The invitational event hopes to show off Merrimack’s Model UN Public Policy Club to potential incoming students.
Photo of flags from multiple countries.
Saturday's Model UN conference will be the first conference open to both early college and undergraduate students at Merrimack.

The next great meeting of political minds won’t be held at the United Nations Headquarters in New York City.

On April 15, Merrimack College’s Model UN Public Policy Club will host its first-ever invitational conference for early college and undergraduate students.

“We currently have more than 25 students signed up and expect to get more,” said Matthew Cohen, associate professor of practice and faculty advisor of the Model UN Public Policy Club. “One of our primary goals is to help show early college students some of the great things they can do here at Merrimack.”
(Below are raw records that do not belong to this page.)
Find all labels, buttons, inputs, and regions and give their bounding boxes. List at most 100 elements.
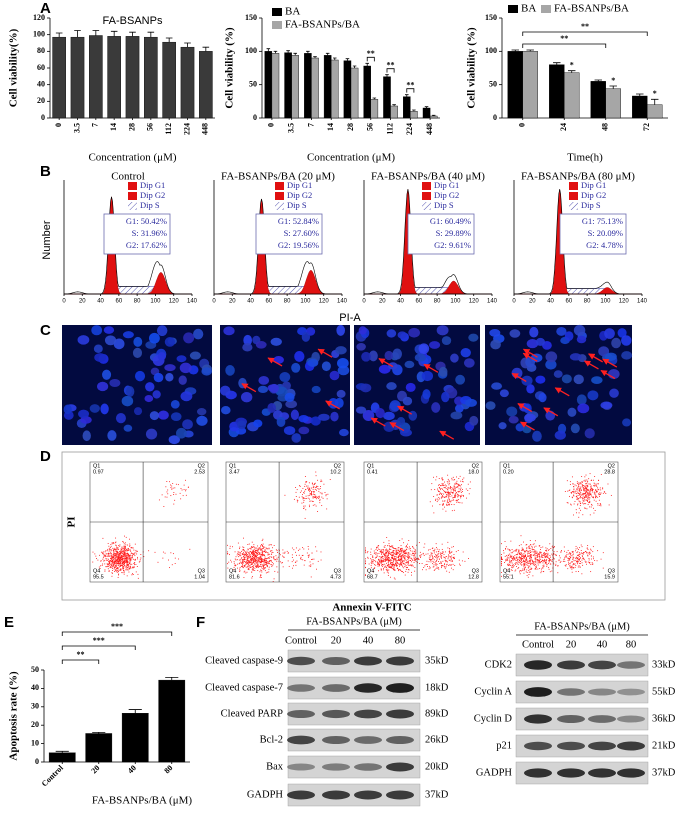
event-dot xyxy=(593,512,595,514)
x-tick-label: 72 xyxy=(642,123,651,131)
event-dot xyxy=(577,495,579,496)
event-dot xyxy=(102,563,104,565)
event-dot xyxy=(249,566,251,568)
event-dot xyxy=(252,567,254,569)
event-dot xyxy=(261,566,263,568)
event-dot xyxy=(441,565,443,567)
event-dot xyxy=(388,560,390,562)
event-dot xyxy=(415,552,417,554)
event-dot xyxy=(313,496,315,498)
event-dot xyxy=(265,552,267,553)
nucleus xyxy=(573,324,586,336)
event-dot xyxy=(374,561,376,563)
event-dot xyxy=(579,482,581,484)
event-dot xyxy=(428,561,430,563)
event-dot xyxy=(135,571,137,573)
event-dot xyxy=(112,560,114,562)
event-dot xyxy=(571,496,573,498)
event-dot xyxy=(530,557,532,559)
event-dot xyxy=(127,554,129,555)
event-dot xyxy=(391,554,393,556)
nucleus xyxy=(330,411,339,422)
event-dot xyxy=(570,566,572,568)
event-dot xyxy=(261,568,263,570)
event-dot xyxy=(397,552,399,554)
y-axis-label: Cell viability(%) xyxy=(8,28,20,107)
event-dot xyxy=(590,493,592,495)
nucleus xyxy=(122,331,134,339)
event-dot xyxy=(124,558,126,560)
event-dot xyxy=(511,566,513,568)
event-dot xyxy=(124,554,126,556)
event-dot xyxy=(238,554,240,555)
event-dot xyxy=(444,481,445,483)
x-tick-label: 28 xyxy=(346,123,355,131)
event-dot xyxy=(120,559,122,561)
event-dot xyxy=(252,557,254,559)
event-dot xyxy=(122,563,124,565)
lane-label: Control xyxy=(285,635,317,646)
event-dot xyxy=(239,553,241,555)
event-dot xyxy=(540,547,542,549)
event-dot xyxy=(123,553,125,554)
event-dot xyxy=(96,558,97,559)
event-dot xyxy=(536,551,538,553)
event-dot xyxy=(258,554,260,556)
error-bar xyxy=(553,62,561,65)
event-dot xyxy=(431,548,433,550)
event-dot xyxy=(454,489,456,491)
event-dot xyxy=(380,561,382,563)
event-dot xyxy=(123,551,125,553)
event-dot xyxy=(108,550,110,552)
event-dot xyxy=(315,495,317,497)
event-dot xyxy=(568,553,570,555)
event-dot xyxy=(571,491,573,493)
event-dot xyxy=(524,563,526,565)
event-dot xyxy=(595,496,597,498)
event-dot xyxy=(254,556,256,558)
event-dot xyxy=(442,479,444,481)
nucleus xyxy=(104,335,117,346)
event-dot xyxy=(390,545,392,547)
nucleus xyxy=(145,382,155,392)
event-dot xyxy=(308,555,310,557)
y-axis-label: Number xyxy=(41,220,53,259)
y-tick-label: 100 xyxy=(245,46,257,55)
event-dot xyxy=(441,548,443,550)
x-tick-label: 448 xyxy=(425,123,434,135)
event-dot xyxy=(593,558,594,560)
event-dot xyxy=(114,561,116,563)
event-dot xyxy=(392,557,394,559)
event-dot xyxy=(99,554,101,556)
event-dot xyxy=(254,556,256,558)
event-dot xyxy=(398,552,400,554)
event-dot xyxy=(393,559,395,561)
legend-label: Dip G2 xyxy=(287,190,312,200)
event-dot xyxy=(577,549,579,550)
event-dot xyxy=(266,566,268,568)
event-dot xyxy=(539,552,541,554)
significance-bracket xyxy=(522,31,648,36)
event-dot xyxy=(252,566,254,567)
event-dot xyxy=(118,554,120,555)
event-dot xyxy=(109,567,111,569)
event-dot xyxy=(119,565,121,566)
event-dot xyxy=(380,568,382,570)
event-dot xyxy=(295,564,297,566)
legend-label: FA-BSANPs/BA xyxy=(285,19,360,31)
event-dot xyxy=(521,549,523,551)
event-dot xyxy=(382,563,384,565)
band xyxy=(588,688,616,696)
event-dot xyxy=(577,487,579,489)
event-dot xyxy=(431,552,433,554)
event-dot xyxy=(275,555,277,557)
event-dot xyxy=(242,564,243,566)
event-dot xyxy=(268,568,270,570)
event-dot xyxy=(405,565,407,567)
event-dot xyxy=(292,559,294,561)
x-axis-label: Time(h) xyxy=(567,152,603,164)
event-dot xyxy=(418,559,420,561)
event-dot xyxy=(408,562,409,564)
event-dot xyxy=(536,553,538,555)
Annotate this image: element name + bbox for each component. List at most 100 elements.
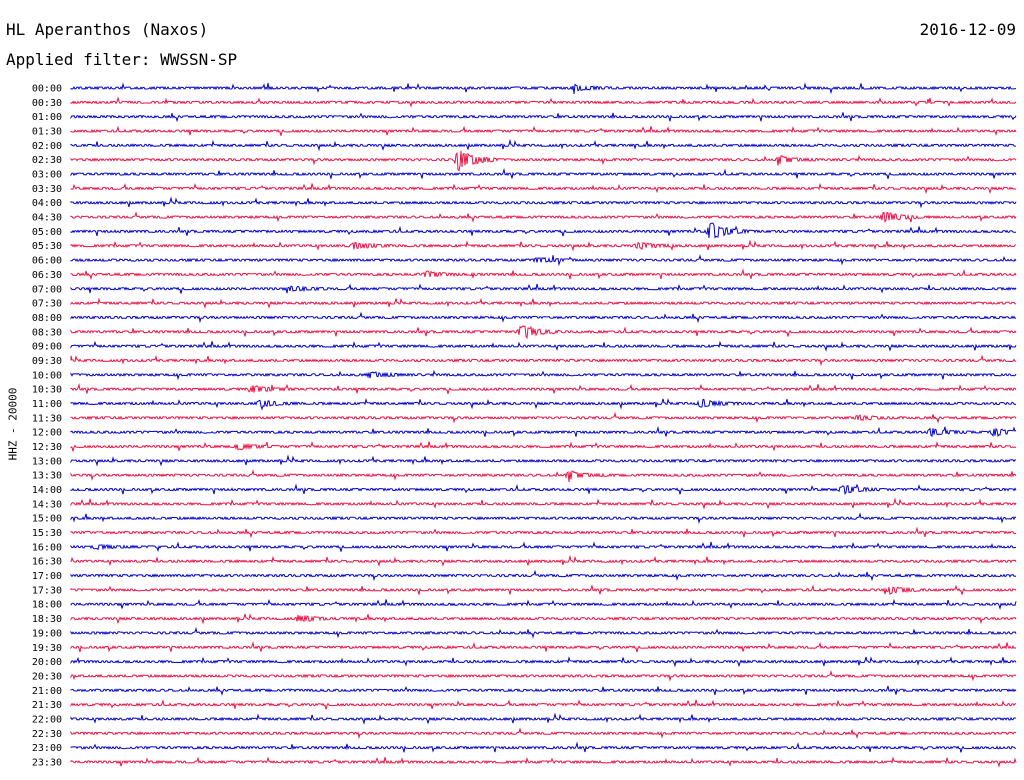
seismic-trace xyxy=(70,254,1017,267)
seismic-trace xyxy=(70,685,1017,696)
time-tick-label: 16:00 xyxy=(32,542,62,553)
seismic-trace xyxy=(70,712,1017,725)
seismic-trace xyxy=(70,584,1017,596)
time-tick-label: 14:00 xyxy=(32,485,62,496)
time-tick-label: 12:00 xyxy=(32,428,62,439)
seismic-trace xyxy=(70,541,1017,553)
time-tick-label: 10:30 xyxy=(32,385,62,396)
time-tick-label: 02:30 xyxy=(32,155,62,166)
seismic-trace xyxy=(70,656,1017,668)
seismic-trace xyxy=(70,112,1017,123)
seismic-trace xyxy=(70,311,1017,324)
seismic-trace xyxy=(70,138,1017,152)
seismic-trace xyxy=(70,699,1016,710)
seismic-trace xyxy=(70,454,1017,467)
time-tick-label: 18:00 xyxy=(32,600,62,611)
time-tick-label: 10:00 xyxy=(32,370,62,381)
seismic-trace xyxy=(70,670,1017,682)
time-tick-label: 13:00 xyxy=(32,456,62,467)
seismic-trace xyxy=(70,182,1017,195)
seismic-trace xyxy=(70,626,1017,639)
seismic-trace xyxy=(70,125,1017,136)
time-tick-label: 19:00 xyxy=(32,628,62,639)
time-tick-label: 12:30 xyxy=(32,442,62,453)
seismic-trace xyxy=(70,569,1017,582)
time-tick-label: 05:30 xyxy=(32,241,62,252)
seismic-trace xyxy=(70,196,1017,209)
time-tick-label: 15:00 xyxy=(32,514,62,525)
seismic-trace xyxy=(70,741,1017,753)
seismic-trace xyxy=(70,526,1017,539)
time-tick-label: 01:30 xyxy=(32,127,62,138)
seismic-trace xyxy=(70,297,1017,309)
time-tick-label: 07:30 xyxy=(32,299,62,310)
seismic-trace xyxy=(70,325,1017,340)
time-tick-label: 23:00 xyxy=(32,743,62,754)
time-tick-label: 13:30 xyxy=(32,471,62,482)
seismic-trace xyxy=(70,756,1017,768)
time-tick-label: 06:00 xyxy=(32,256,62,267)
seismic-trace xyxy=(70,354,1017,367)
seismic-trace xyxy=(70,598,1017,611)
time-tick-label: 11:00 xyxy=(32,399,62,410)
seismic-trace xyxy=(70,497,1017,510)
seismic-trace xyxy=(70,82,1017,95)
station-title: HL Aperanthos (Naxos) xyxy=(6,20,209,39)
time-tick-label: 00:00 xyxy=(32,84,62,95)
time-tick-label: 04:00 xyxy=(32,198,62,209)
time-tick-label: 20:30 xyxy=(32,671,62,682)
time-tick-label: 01:00 xyxy=(32,112,62,123)
filter-label: Applied filter: WWSSN-SP xyxy=(6,50,238,69)
seismic-trace xyxy=(70,469,1017,483)
time-tick-label: 16:30 xyxy=(32,557,62,568)
time-tick-label: 22:00 xyxy=(32,714,62,725)
seismic-trace xyxy=(70,397,1017,411)
time-tick-label: 08:30 xyxy=(32,327,62,338)
seismic-trace xyxy=(70,340,1017,352)
time-tick-label: 23:30 xyxy=(32,757,62,768)
time-tick-label: 21:00 xyxy=(32,686,62,697)
seismic-trace xyxy=(70,239,1017,252)
seismic-trace xyxy=(70,613,1017,625)
seismic-trace xyxy=(70,411,1017,424)
seismic-trace xyxy=(70,425,1017,438)
seismic-trace xyxy=(70,211,1017,223)
time-tick-label: 09:30 xyxy=(32,356,62,367)
time-tick-label: 03:00 xyxy=(32,170,62,181)
seismic-trace xyxy=(70,441,1017,452)
seismic-trace xyxy=(70,369,1017,381)
time-tick-label: 18:30 xyxy=(32,614,62,625)
seismic-trace xyxy=(70,727,1017,740)
seismic-trace xyxy=(70,512,1017,525)
seismic-trace xyxy=(70,554,1017,568)
seismic-trace xyxy=(70,268,1017,281)
time-tick-label: 05:00 xyxy=(32,227,62,238)
seismic-trace xyxy=(70,150,1017,172)
time-tick-label: 22:30 xyxy=(32,729,62,740)
time-tick-label: 15:30 xyxy=(32,528,62,539)
time-tick-label: 00:30 xyxy=(32,98,62,109)
seismic-trace xyxy=(70,167,1017,179)
seismic-trace xyxy=(70,483,1017,496)
time-tick-label: 19:30 xyxy=(32,643,62,654)
time-tick-label: 07:00 xyxy=(32,284,62,295)
time-tick-label: 21:30 xyxy=(32,700,62,711)
seismic-trace xyxy=(70,641,1017,653)
time-tick-label: 11:30 xyxy=(32,413,62,424)
chart-date: 2016-12-09 xyxy=(919,20,1016,39)
time-tick-label: 17:30 xyxy=(32,585,62,596)
seismic-trace xyxy=(70,283,1017,294)
time-tick-label: 14:30 xyxy=(32,499,62,510)
time-tick-label: 08:00 xyxy=(32,313,62,324)
time-tick-label: 17:00 xyxy=(32,571,62,582)
time-tick-label: 06:30 xyxy=(32,270,62,281)
seismic-trace xyxy=(70,222,1017,239)
time-tick-label: 02:00 xyxy=(32,141,62,152)
seismic-trace xyxy=(70,382,1017,395)
time-tick-label: 04:30 xyxy=(32,213,62,224)
time-tick-label: 20:00 xyxy=(32,657,62,668)
time-tick-label: 09:00 xyxy=(32,342,62,353)
seismic-trace xyxy=(70,96,1017,108)
time-tick-label: 03:30 xyxy=(32,184,62,195)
Participants will represent countries in groups of two and will work together to draft and vote on resolutions. Debates and caucuses will be based on each country’s real-world political positions.

“We have gone to other schools for similar events in the past and I thought it would be a great opportunity to grow our club, engage with the early college students and have fun doing one more Model UN conference before I graduate,” said Model UN Co-President Cameron James ’22, a graduate student expected to receive a master’s in public affairs at the end of this school year. “Model UN events have always been a fun way to practice debating, writing in a formal legal style and networking.”

Yami Villaronga ’26, the club’s treasurer and political science major, planned the conference. Like some of the conference’s participants, she was an early college student at Merrimack College before fully enrolling this past fall.

“For this event, I worked with the early college team here and with the connecting high schools to see if we could give early college students the opportunity to join the Model UN club and get a first-hand experience of what Model UN is,” Villaronga explained. “We want to strengthen our connection with the schools that attend other Model UN conferences so that Merrimack College can grow to be a well-known Model UN school.”